The $47bn pension has transferred its 1.5% allocation for public real estate securities to private property investments to help cover $3.4bn of unfunded commitments.

The $47 billion Pennsylvania School Employees' Retirement System is temporarily scrapping its 1.5 percent allocation to public real estate securities to make room for $3.4 billion of unfunded commitments to private property funds.

The move will see the pension's private real estate portfolio allocation rise to 10.5 percent from 8 percent, including a general 1 percent allocation increase.
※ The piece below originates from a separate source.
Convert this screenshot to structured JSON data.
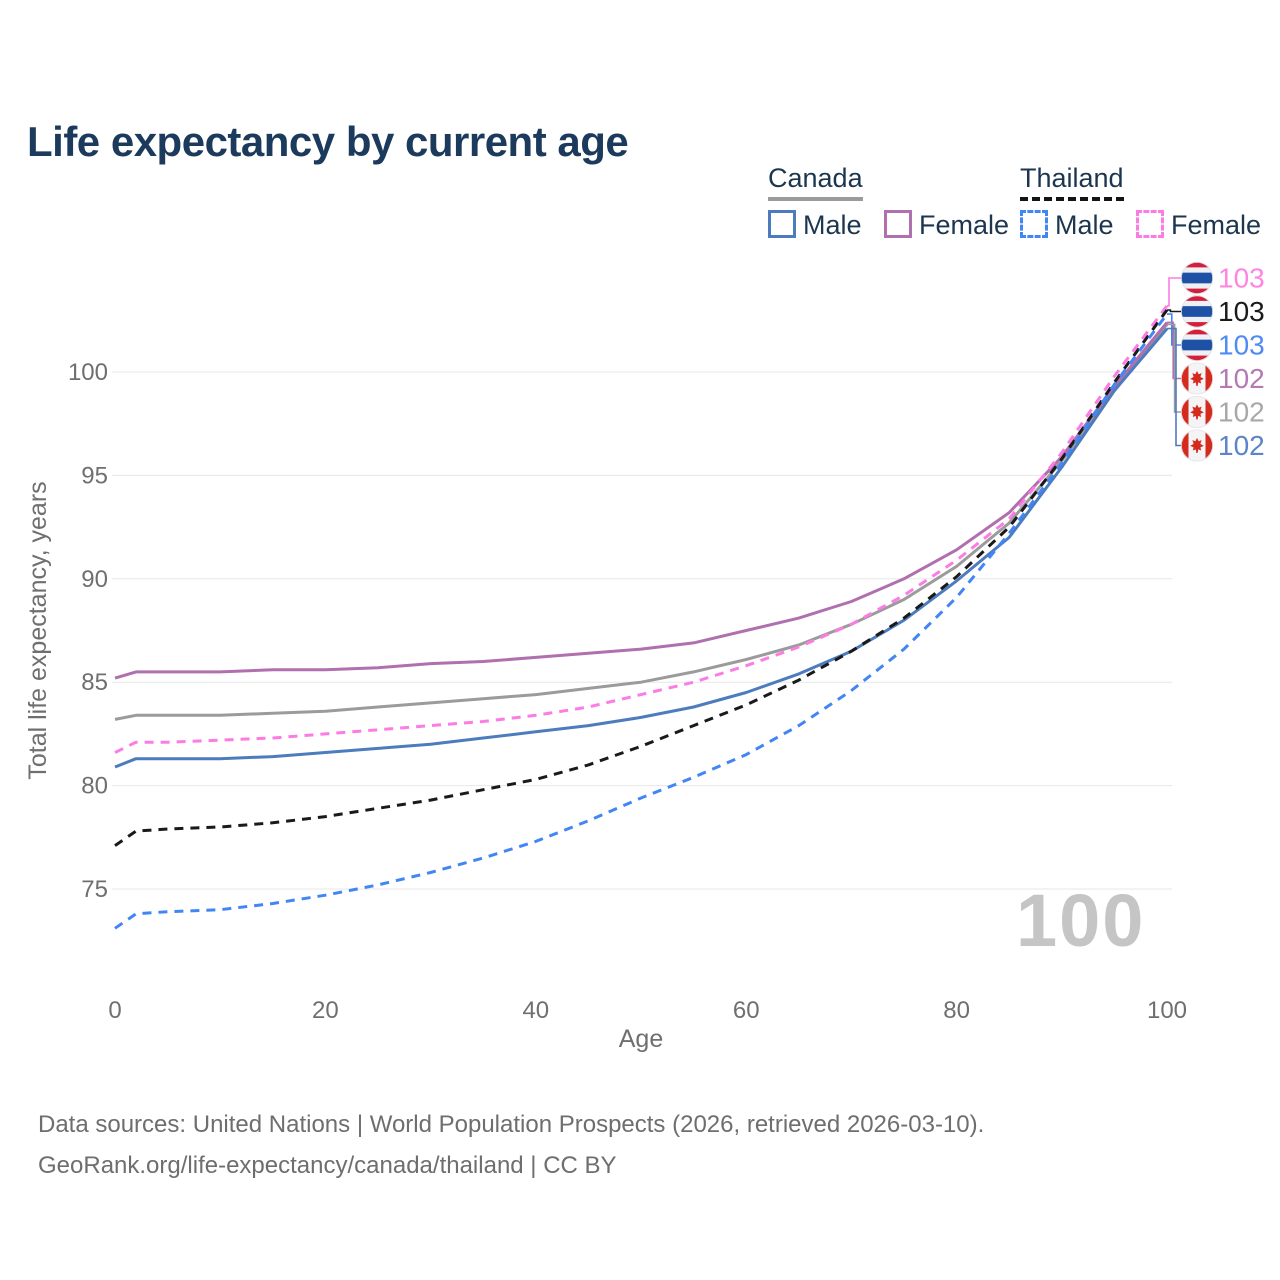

PSERS said it was not terminating its contracts with public real estate managers. “Staff's intention is to retain the contracts of the terminated managers and to re-establish a public real estate allocation in the future once the fund starts receiving net distributions from private real estate,” the pension said in a memo.

The pension has also increased its allocation to private equity to 21 percent from 18 percent to make room for $6 billion of unfunded private equity commitments.

“The [private equity] allocation will increase as the capital is put to work through the next year,” the pension added. The increase will come from a reduction in the pension's public equities portfolio.

PSERS will not be making new private equity commitments any time soon. The pension, which was once one of the most active private equity investors, made only one private equity-related commitment last year, to the Sankaty Middle Market Opportunities Fund, a Bain Capital-affiliated credit fund.

“We have no plans for new commitments at this time, we have sufficient unfunded commitments,” a pension spokesperson told PEO.

Last year, PSERS backed out of millions of dollars of recommended commitments as it battled with a heavily overweighted exposure to private equity. At the time, the pension had an actual allocation of 24 percent, and a target of 14 percent.